Plus, we humans are creatures of habit. You don’t want to get into a routine of withdrawing your savings.
The best option might be to place your emergency fund into an easy-access savings account, which won’t charge you any penalties on withdrawal.
A good rule of thumb is to keep an emergency fund of 3 – 6 months in an easy-access savings account. But different people have different needs. Someone who’s self-employed may want more cash on hand than someone whose employer provides great sick pay.
Think about your own financial situation. If you lost your job tomorrow, how long would it take you to find another? How much money would you need to cover your expenses while searching for that job?
To recap, an emergency fund can help you to:
- Avoid stress
- Avoid the debt-trap
- Feel secure
- Avoid the debt-trap (Yes, we wrote that twice)

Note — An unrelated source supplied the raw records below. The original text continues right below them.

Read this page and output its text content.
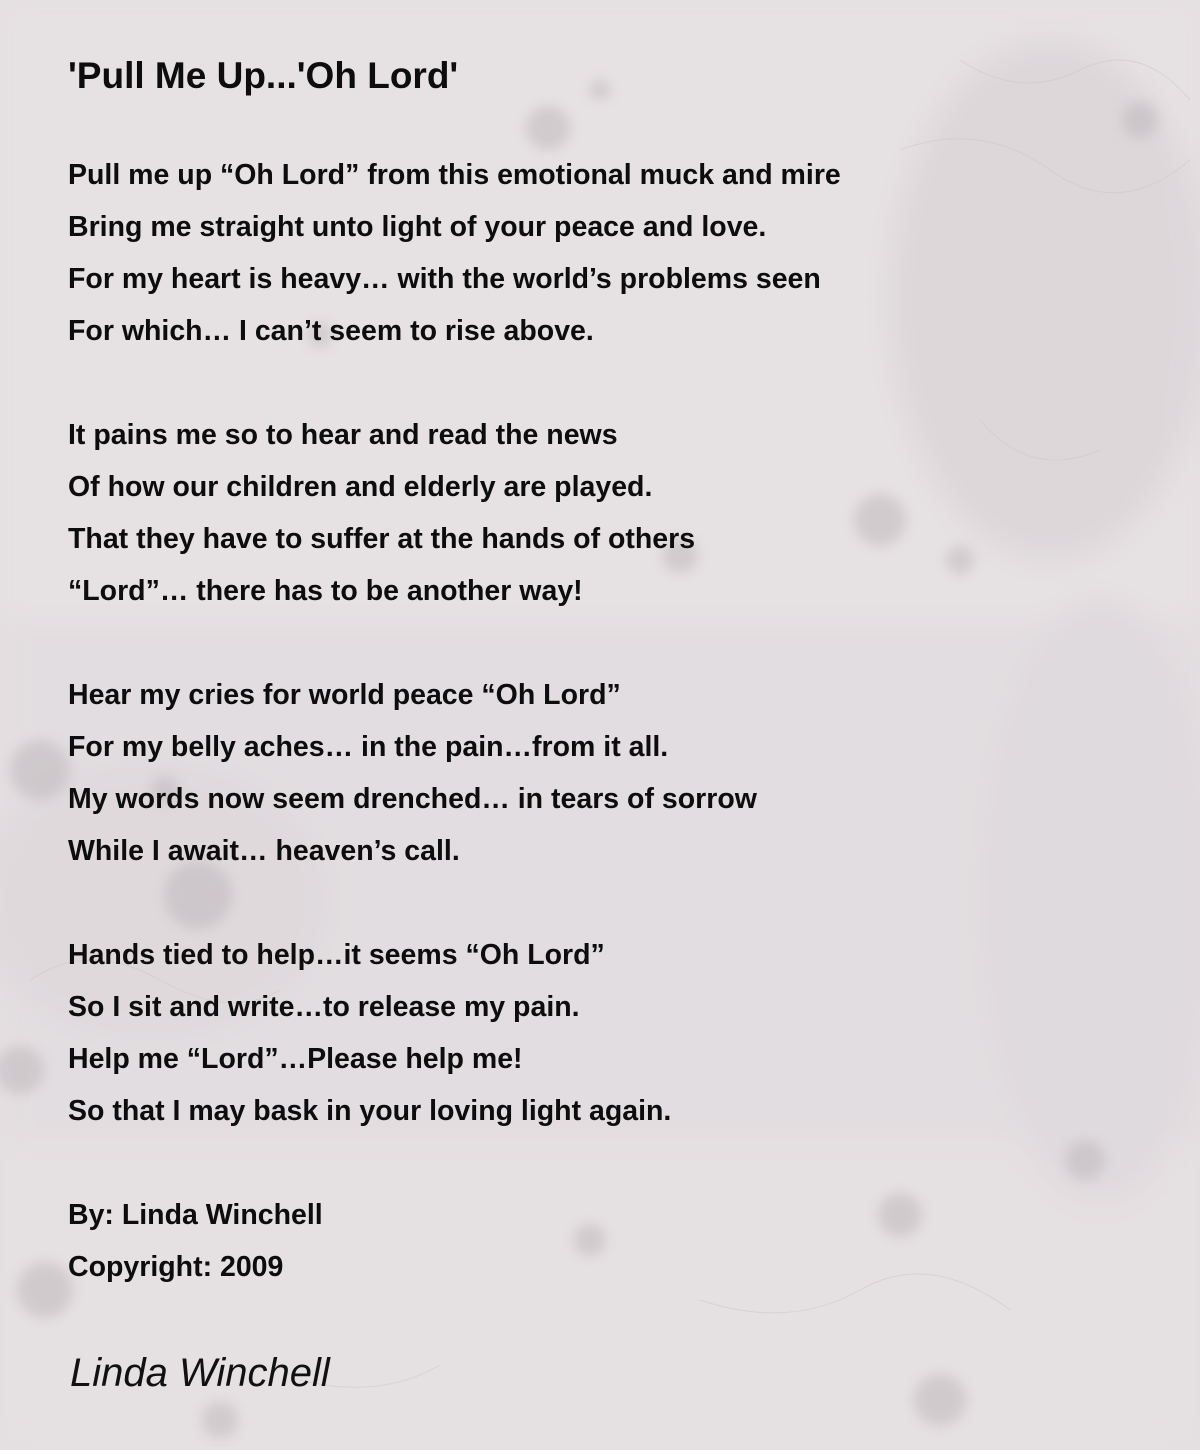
'Pull Me Up...'Oh Lord'
Pull me up “Oh Lord” from this emotional muck and mire
Bring me straight unto light of your peace and love.
For my heart is heavy… with the world’s problems seen
For which… I can’t seem to rise above.
It pains me so to hear and read the news
Of how our children and elderly are played.
That they have to suffer at the hands of others
“Lord”… there has to be another way!
Hear my cries for world peace “Oh Lord”
For my belly aches… in the pain…from it all.
My words now seem drenched… in tears of sorrow
While I await… heaven’s call.
Hands tied to help…it seems “Oh Lord”
So I sit and write…to release my pain.
Help me “Lord”…Please help me!
So that I may bask in your loving light again.
By: Linda Winchell
Copyright: 2009
Linda Winchell
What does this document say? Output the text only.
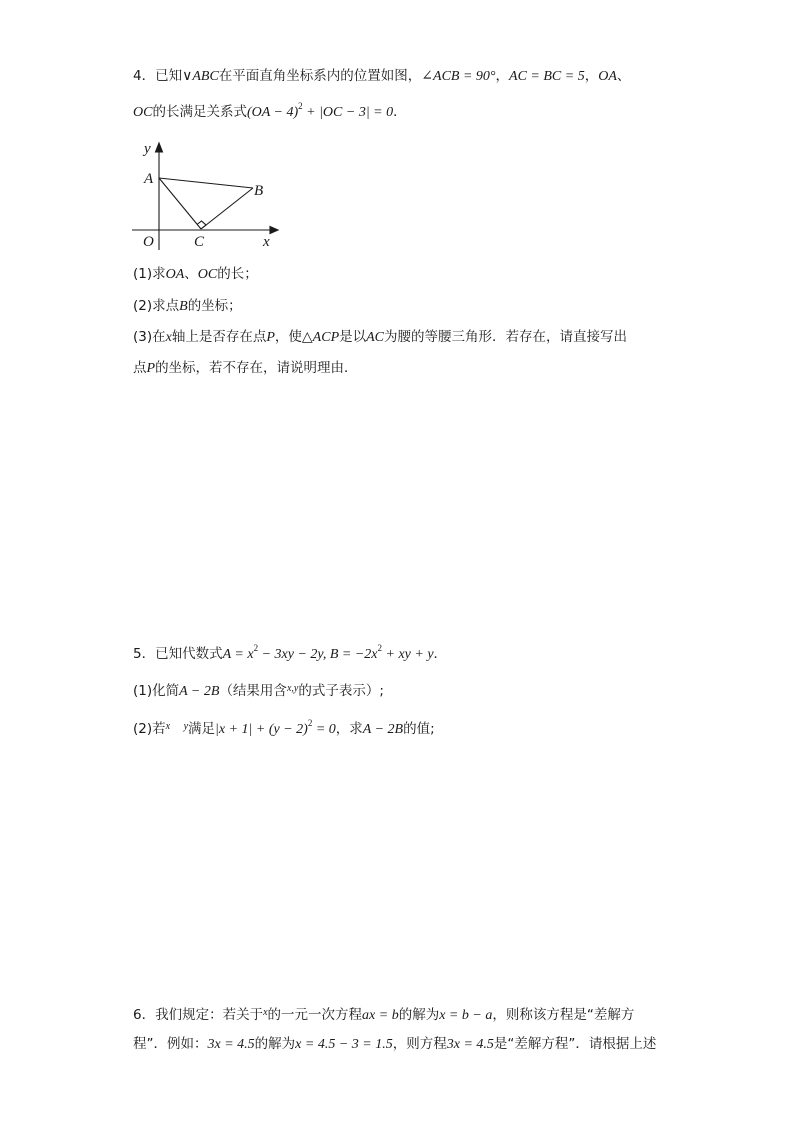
4．已知∨ABC在平面直角坐标系内的位置如图，∠ACB = 90°，AC = BC = 5，OA、
OC的长满足关系式(OA − 4)$^2$ + |OC − 3| = 0．
y
A
B
O	C	x
(1)求OA、OC的长；
(2)求点B的坐标；
(3)在x轴上是否存在点P，使△ACP是以AC为腰的等腰三角形．若存在，请直接写出
点P的坐标，若不存在，请说明理由．
5．已知代数式$A = x^2 - 3xy - 2y$, $B = -2x^2$ + xy + y．
(1)化简A − 2B（结果用含$^{x,y}$的式子表示）;
(2)若$^x$ $^y$满足$|x + 1| + (y - 2)^2 = 0$，求A − 2B的值;
6．我们规定：若关于$^x$的一元一次方程ax = b的解为x = b − a，则称该方程是“差解方
程”．例如：3x = 4.5的解为x = 4.5 − 3 = 1.5，则方程3x = 4.5是“差解方程”．请根据上述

How to build your emergency fund
The general rule of thumb for an emergency fund is to keep 3 – 6 months of expenses on hand at all times. Here we’re going to share some tips on how to save money each month, especially when you’re living on a budget.
1. Save 10%
You could send 10% of your pay to an easy-access savings account every payday. That way, you would never even notice it was gone. Depending on your income, you could try to save even more. Remember, only save what you can afford. There’s no point in saving 50% of your income, only to withdraw it all again, later.
Banking and finance apps could help you to save for an emergency fund. Have a look around for one which is right for you. Always check to see if they are FSCS insured first. You wouldn’t want to lose your money to a recession.
3. Make a budget
Setting a budget is one of the most important actions you can take, in general. How can you know how much you could save if you don’t know how much you’re spending? You may even find some subscriptions or memberships you never use, which you could cancel and funnel into your emergency pot instead.
- Consider keeping 3 – 6 months of expenses available, in preparation for an emergency.
- On average, 17% of people in the UK will experience an unplanned life-event every year.
- Never take out a payday loan.
- Keep track of your budget to help you save more money.